C’est pourquoi François était attentif à tout ce qui pourrait entretenir des incompréhensions entre les juifs et les chrétiens, car le passé pèse lourdement. Parmi les nœuds à dénouer il y a eu longtemps la question de l’attitude du pape Pie XII durant la Deuxième Guerre mondiale, face à la Shoah. Le cardinal Bergoglio était convaincu de la nécessité d’ouvrir les archives à la recherche historique, comme il le dit au rabbin Skorka : « Qu’on ouvre les archives et que tout soit tiré au clair. On verra alors ce qu’il en est, et si erreurs il y a eu, nous devrons les reconnaître. Lorsqu’on commence à occulter la vérité, on défait le message de la Bible. On croit en Dieu, mais du bout des lèvres. […] J’insiste, il faut voir ce que disent les archives. S’il y a eu une erreur d’appréciation, il faut étudier ce qui s’est passé. Je ne dispose pas, pour ma part, d’éléments concrets.
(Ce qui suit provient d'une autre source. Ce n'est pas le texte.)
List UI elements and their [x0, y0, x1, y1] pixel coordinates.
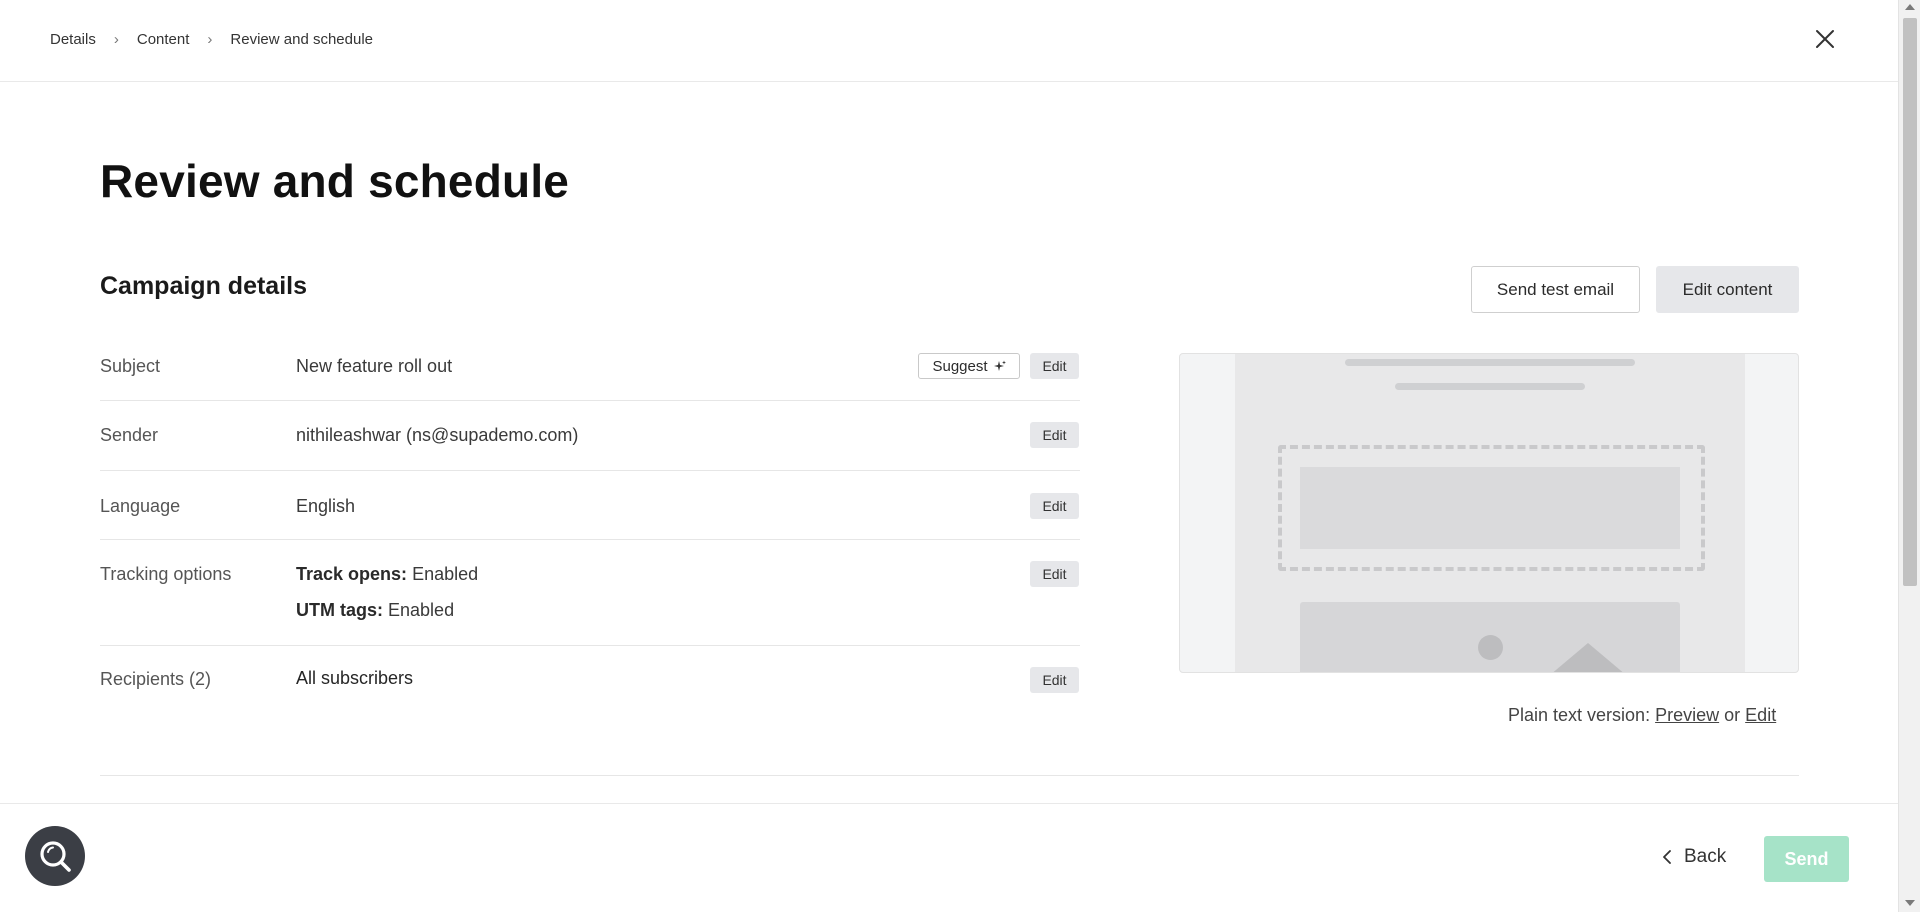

Pour le moment, je trouve les éléments à décharge convaincants, mais je reconnais que toutes les archives n’ont pas été étudiées ». Devenu Pape, il prit la décision de permettre l’accès sans restriction à ces archives : « L’Église n’a pas peur de l’histoire », dit-il en s’adressant aux archivistes le 4 mars 2019. L’ouverture se fit en mars 2020, permettant à des historiens du monde entier de venir travailler au Vatican, et de mettre fin à des polémiques inutiles et à des soupçons stériles en mettant à jour la vérité d’une réalité complexe.
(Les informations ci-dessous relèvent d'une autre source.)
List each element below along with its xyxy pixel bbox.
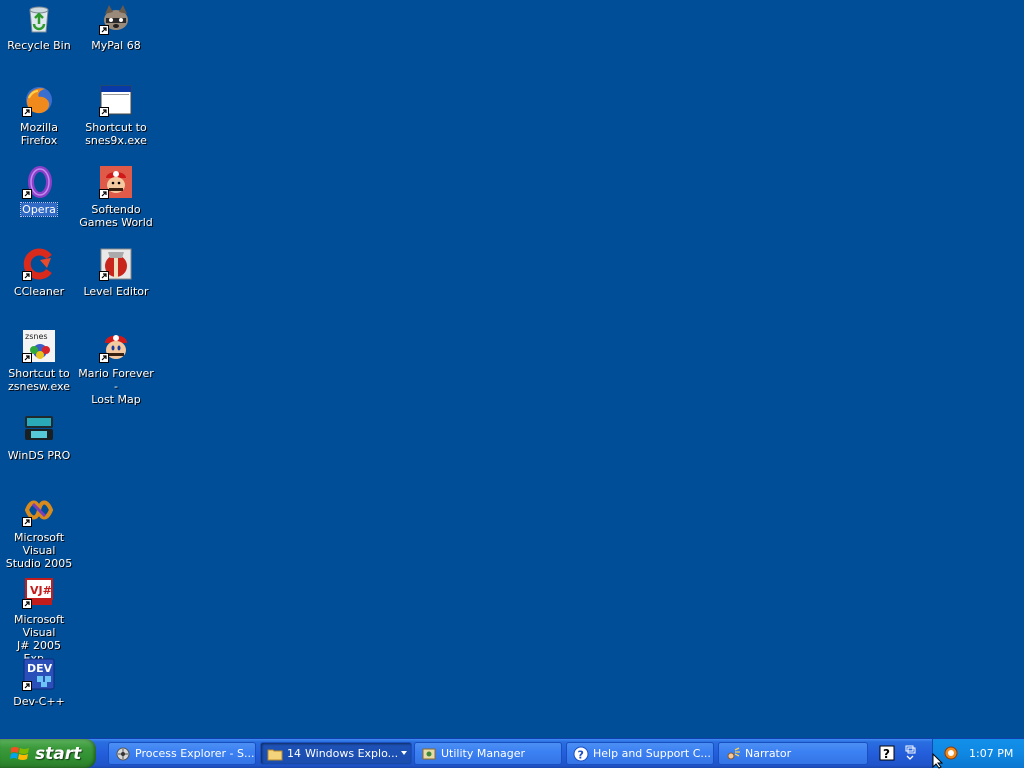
desktop-icon-label: Level Editor xyxy=(83,285,149,298)
svg-text:?: ? xyxy=(883,747,890,761)
ccleaner-icon xyxy=(22,248,55,281)
svg-text:VJ#: VJ# xyxy=(30,584,52,597)
desktop-icon-label: Dev-C++ xyxy=(13,695,65,708)
restore-windows-icon[interactable] xyxy=(903,744,917,762)
shortcut-arrow-icon xyxy=(22,599,32,609)
desktop-icon-recycle-bin[interactable]: Recycle Bin xyxy=(0,2,78,53)
desktop-icon-level-editor[interactable]: Level Editor xyxy=(77,248,155,299)
shortcut-arrow-icon xyxy=(99,25,109,35)
chevron-down-icon xyxy=(401,751,407,755)
narrator-icon xyxy=(725,746,741,762)
mouse-cursor-icon xyxy=(932,753,944,769)
desktop-icon-label: Recycle Bin xyxy=(7,39,71,52)
svg-text:DEV: DEV xyxy=(27,662,53,675)
task-label: Help and Support C... xyxy=(593,747,711,760)
opera-icon xyxy=(22,166,55,199)
shortcut-arrow-icon xyxy=(99,107,109,117)
desktop-icon-visual-studio[interactable]: Microsoft Visual Studio 2005 xyxy=(0,494,78,571)
task-process-explorer[interactable]: Process Explorer - S... xyxy=(108,742,256,765)
desktop-icon-label: Shortcut to snes9x.exe xyxy=(85,121,147,147)
task-label: Utility Manager xyxy=(441,747,526,760)
zsnes-icon: zsnes xyxy=(22,330,55,363)
shortcut-arrow-icon xyxy=(22,681,32,691)
shortcut-arrow-icon xyxy=(22,517,32,527)
folder-icon xyxy=(267,746,283,762)
desktop-icon-label: Opera xyxy=(20,202,58,217)
desktop-icon-label: CCleaner xyxy=(13,285,65,298)
desktop-icon-winds-pro[interactable]: WinDS PRO xyxy=(0,412,78,463)
task-label: Windows Explo... xyxy=(305,747,399,760)
start-button[interactable]: start xyxy=(0,739,96,768)
shortcut-arrow-icon xyxy=(99,189,109,199)
process-explorer-icon xyxy=(115,746,131,762)
shortcut-arrow-icon xyxy=(99,271,109,281)
winds-icon xyxy=(23,412,55,444)
desktop-icon-label: MyPal 68 xyxy=(91,39,141,52)
task-label: Process Explorer - S... xyxy=(135,747,255,760)
desktop-icon-mypal[interactable]: MyPal 68 xyxy=(77,2,155,53)
task-help-and-support[interactable]: ? Help and Support C... xyxy=(566,742,714,765)
shortcut-arrow-icon xyxy=(22,107,32,117)
shortcut-arrow-icon xyxy=(22,271,32,281)
help-icon: ? xyxy=(573,746,589,762)
desktop-icon-firefox[interactable]: Mozilla Firefox xyxy=(0,84,78,148)
mario-icon xyxy=(99,330,132,363)
snes9x-icon xyxy=(99,84,132,117)
desktop-icon-label: Softendo Games World xyxy=(79,203,153,229)
desktop-icon-label: WinDS PRO xyxy=(7,449,71,462)
firefox-icon xyxy=(22,84,55,117)
desktop[interactable]: Recycle Bin Mozilla Firefox Opera CClean… xyxy=(0,0,1024,738)
softendo-icon xyxy=(99,166,132,199)
shortcut-arrow-icon xyxy=(22,353,32,363)
recycle-bin-icon xyxy=(23,2,55,34)
desktop-icon-opera[interactable]: Opera xyxy=(0,166,78,217)
desktop-icon-snes9x[interactable]: Shortcut to snes9x.exe xyxy=(77,84,155,148)
task-utility-manager[interactable]: Utility Manager xyxy=(414,742,562,765)
taskbar: start Process Explorer - S... 14 Windows… xyxy=(0,738,1024,768)
desktop-icon-devcpp[interactable]: DEV Dev-C++ xyxy=(0,658,78,709)
devcpp-icon: DEV xyxy=(22,658,55,691)
windows-flag-icon xyxy=(10,746,29,760)
desktop-icon-label: Microsoft Visual Studio 2005 xyxy=(5,531,73,570)
desktop-icon-softendo[interactable]: Softendo Games World xyxy=(77,166,155,230)
svg-text:zsnes: zsnes xyxy=(25,332,48,341)
desktop-icon-mario-forever[interactable]: Mario Forever - Lost Map xyxy=(77,330,155,407)
desktop-icon-label: Mario Forever - Lost Map xyxy=(78,367,154,406)
task-count: 14 xyxy=(287,747,301,760)
desktop-icon-visual-jsharp[interactable]: VJ# Microsoft Visual J# 2005 Exp... xyxy=(0,576,78,666)
task-label: Narrator xyxy=(745,747,792,760)
desktop-icon-zsnes[interactable]: zsnes Shortcut to zsnesw.exe xyxy=(0,330,78,394)
help-question-icon[interactable]: ? xyxy=(879,745,895,761)
visual-studio-icon xyxy=(22,494,55,527)
desktop-icon-ccleaner[interactable]: CCleaner xyxy=(0,248,78,299)
level-editor-icon xyxy=(99,248,132,281)
utility-manager-icon xyxy=(421,746,437,762)
shortcut-arrow-icon xyxy=(22,189,32,199)
task-narrator[interactable]: Narrator xyxy=(718,742,868,765)
clock[interactable]: 1:07 PM xyxy=(969,747,1013,760)
visual-jsharp-icon: VJ# xyxy=(22,576,55,609)
start-label: start xyxy=(35,743,82,764)
svg-text:?: ? xyxy=(578,748,584,761)
mypal-icon xyxy=(99,2,132,35)
desktop-icon-label: Shortcut to zsnesw.exe xyxy=(8,367,70,393)
task-windows-explorer-group[interactable]: 14 Windows Explo... xyxy=(260,742,412,765)
desktop-icon-label: Mozilla Firefox xyxy=(20,121,58,147)
shortcut-arrow-icon xyxy=(99,353,109,363)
On a pu être surpris, voire blessé par les critiques sévères du Saint-Père adressées à Israël dans le contexte de la guerre à Gaza. Très proche du curé de Gaza, il était bouleversé par les scènes de guerre. Mais il n’a jamais omis d’exiger la libération des otages, qu’il a réitérée une nouvelle fois lors de la bénédiction Urbi et Orbi le jour de Pâques, la veille de son décès, en s’affirmant « proche de tout le peuple israélien et de tout le peuple palestinien ». En fait, François n’a jamais cessé de tendre la main aux juifs et à Israël. Son voyage en Israël en mai 2014, a été marqué par des gestes forts, à Yad Vashem, avec la prière devant le Kotel. Il s’est rendu sur la tombe de Theodor Herzl, le fondateur du mouvement sioniste, ce que ni Jean-Paul II, ni Benoît XVI n’avaient fait. Il s’agissait d’un geste particulièrement significatif de soutien à l’État d’Israël qu’il convient de ne pas oublier.
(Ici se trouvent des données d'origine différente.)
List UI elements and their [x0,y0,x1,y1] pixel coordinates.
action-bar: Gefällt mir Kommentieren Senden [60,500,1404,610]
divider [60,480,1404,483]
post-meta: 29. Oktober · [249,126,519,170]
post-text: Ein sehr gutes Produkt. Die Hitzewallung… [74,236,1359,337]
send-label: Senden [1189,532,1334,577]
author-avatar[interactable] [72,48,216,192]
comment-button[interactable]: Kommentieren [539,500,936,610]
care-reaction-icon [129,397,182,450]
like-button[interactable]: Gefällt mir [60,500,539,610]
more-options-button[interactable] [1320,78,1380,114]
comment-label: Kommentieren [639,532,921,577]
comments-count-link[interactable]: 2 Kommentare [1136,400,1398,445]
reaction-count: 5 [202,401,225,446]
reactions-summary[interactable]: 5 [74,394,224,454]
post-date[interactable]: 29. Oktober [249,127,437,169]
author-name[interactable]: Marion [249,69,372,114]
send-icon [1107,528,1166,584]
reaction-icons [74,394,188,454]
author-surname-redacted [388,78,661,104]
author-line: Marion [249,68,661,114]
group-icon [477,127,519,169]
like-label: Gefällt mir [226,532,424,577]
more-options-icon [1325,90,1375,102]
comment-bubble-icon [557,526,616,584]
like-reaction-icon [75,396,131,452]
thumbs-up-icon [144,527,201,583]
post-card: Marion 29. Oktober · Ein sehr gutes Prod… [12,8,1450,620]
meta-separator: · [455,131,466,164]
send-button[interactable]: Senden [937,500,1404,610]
Le soutien du pape François aux juifs dans le malheur n’a jamais fait défaut. Il l’a redit avec détermination à une délégation de l’Amitié Judéo-Chrétienne de France reçue en audience privée au Vatican, le 11 décembre 2022, à l’occasion des 75 ans de sa fondation. On peut relire ses recommandations fermes et claires :
« Le chemin parcouru ensemble est considérable – il faut en rendre grâce à Dieu – vu le poids des préjugés réciproques et de l’histoire, parfois douloureuse qu’il faut assumer. Mais la tâche n’est pas achevée et je vous encourage à persévérer sur cette voie du dialogue, de la fraternité, des initiatives communes. Car cette belle œuvre, qui consiste à créer des liens, est fragile, toujours à reprendre et à consolider, particulièrement en ces temps hostiles où les attitudes de fermeture et de refus de l’autre se font plus nombreuses, avec même la réapparition préoccupante de l’antisémitisme particulièrement en Europe, comme de violences contre les chrétiens.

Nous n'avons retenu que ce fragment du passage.